But these consultants are not neutral. They're not going to say oh, you know, all the company wants is X, Y, Z, and they'll come for that bare minimum. They're going to say they want 10 times that because their financial incentive is to get as much as possible.
You know, the way that Ryan actually came onto my radar was I had already been to Texas this spring and met with the head of economic development for Governor Perry's office, and then they were in New York, Governor Perry's staff was, with a bunch of local officials from Texas. They were in New York to learn what New York companies wanted.
And when they were in New York here at a hotel, they met with a consultant from Ryan who's based in New York. So I went to that meeting, and they mentioned him to me, and I said oh, who's this Ryan. So here they are, they're getting advice from this Ryan manager in New York, and then back, you know, in Texas, the Ryan people will be promoting the companies and pushing for a good deal from them.
So these consultants really play a big role on both sides, and they get a big chunk.
GROSS: A big chunk, you say maybe 30 percent. So that means if I'm a city, and you're a corporation, and I'm offering you tax breaks on school taxes and on payroll taxes so that you can bring jobs to me, my city, that a lot of the money, a lot of the breaks I'm giving you are actually going to the consultants who negotiated the deal.
STORY: That's right, and actually, you know, it's a very lucrative business. It's not just firms like Ryan. It's also a lot of places that you have probably heard, like Deloitte, the consulting firm, and Ernst and Young, the accounting firm, and big real estate firms, CBRE, have entire units dedicated to haggling with these localities.
But it's big money for the consultants, and in fact it's been so lucrative for Brent Ryan through his firm that he is one of the biggest political donors, not only in Texas, but he's also a big political donor in other states. And so he haggles for these companies, and he helps them get these lucrative deals. He gets a slice, but then he's also very influential in politics through his donations.
GROSS: So can you talk a little bit more about the connections between the people who negotiate the tax breaks for corporations and the politicians and the legislature?

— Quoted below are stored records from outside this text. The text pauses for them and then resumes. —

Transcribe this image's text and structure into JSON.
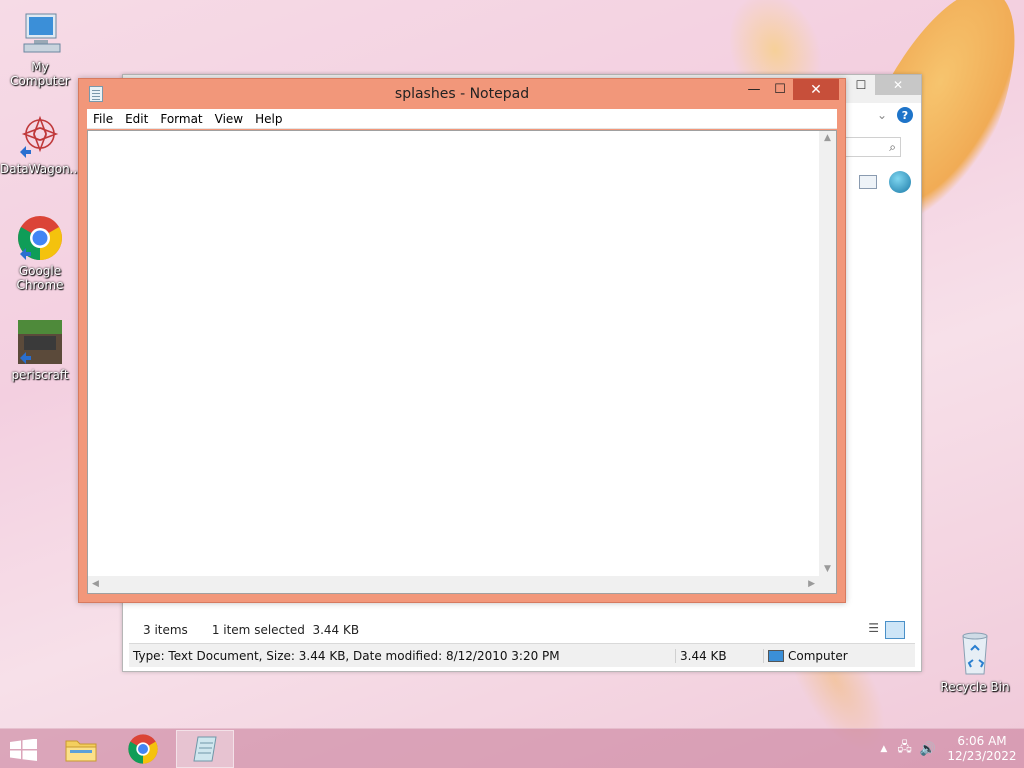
{
  "desktop": {
    "icons": [
      {
        "label": "My Computer"
      },
      {
        "label": "DataWagon..."
      },
      {
        "label": "Google Chrome"
      },
      {
        "label": "periscraft"
      },
      {
        "label": "Recycle Bin"
      }
    ]
  },
  "explorer": {
    "status": {
      "items_count": "3 items",
      "selected": "1 item selected  3.44 KB"
    },
    "details": {
      "info": "Type: Text Document, Size: 3.44 KB, Date modified: 8/12/2010 3:20 PM",
      "size": "3.44 KB",
      "location": "Computer"
    }
  },
  "notepad": {
    "title": "splashes - Notepad",
    "menu": [
      "File",
      "Edit",
      "Format",
      "View",
      "Help"
    ],
    "content": ""
  },
  "taskbar": {
    "time": "6:06 AM",
    "date": "12/23/2022"
  },
  "colors": {
    "notepad_frame": "#f2977a",
    "close_button": "#c74f3a"
  }
}
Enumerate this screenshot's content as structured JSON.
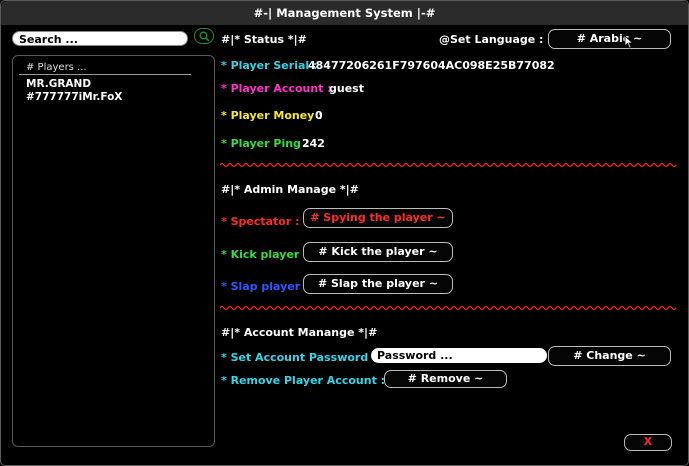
{
  "title": "#-| Management System |-#",
  "search": {
    "placeholder": "Search ..."
  },
  "players": {
    "header": "# Players ...",
    "items": [
      "MR.GRAND",
      "#777777iMr.FoX"
    ]
  },
  "status": {
    "heading": "#|* Status *|#",
    "language_label": "@Set Language :",
    "language_button": "# Arabic ~",
    "serial_label": "* Player Serial :",
    "serial_value": "48477206261F797604AC098E25B77082",
    "account_label": "* Player Account :",
    "account_value": "guest",
    "money_label": "* Player Money :",
    "money_value": "0",
    "ping_label": "* Player Ping :",
    "ping_value": "242"
  },
  "admin": {
    "heading": "#|* Admin Manage *|#",
    "spectator_label": "* Spectator :",
    "spectator_button": "# Spying the player ~",
    "kick_label": "* Kick player :",
    "kick_button": "# Kick the player ~",
    "slap_label": "* Slap player :",
    "slap_button": "# Slap the player ~"
  },
  "account": {
    "heading": "#|* Account Manange *|#",
    "password_label": "* Set Account Password :",
    "password_placeholder": "Password ...",
    "change_button": "# Change ~",
    "remove_label": "* Remove Player Account :",
    "remove_button": "# Remove ~"
  },
  "close_button": "X",
  "colors": {
    "cyan": "#33d6e8",
    "magenta": "#ff33cc",
    "yellow": "#f5e830",
    "green": "#33dd44",
    "red": "#ff2a2a",
    "blue": "#2b58ff"
  }
}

STORY: Well, you know, at a firm like Ryan you can see many connections between their business and the political sphere. For instance, Ryan has some state legislature members on staff. In a variety of states, they have hired state legislators because, you know, some members of the legislature, in fact, in a lot of places, they work part time. It's not a fulltime job.
So I wrote about one in Texas, his name is John Otto. He's been the vice chair of some key committees in the Texas state legislature, including the House Ways and Means Committee, and, you know, they deal with a lot of tax issues. But he's also an accountant, and so when he's not making laws for Texas, he works for Ryan.
GROSS: So I found this next thing very - kind of surprising, that Ryan LLC, this company that acts as the agent, basically, to represent the corporations in their negotiations for tax breaks with cities and states, that Ryan LLC sued a microprocessor company called Advanced Micro Devices for not pursuing a way to save more than $30 million in their own corporation's taxes.
The chip maker didn't think - you say the chip maker didn't think it was worth pursuing this tax break for itself. So why did Ryan LLC sue them?
STORY: Well because, you know, Ryan works on commission. So when AMD, that semiconductor company, decided they did not want to pursue the tax break, that would mean that Ryan would not get a cut of the money. And so, you know, Brent Ryan is the first to say he's very aggressive. He'll tell you that if you ask him.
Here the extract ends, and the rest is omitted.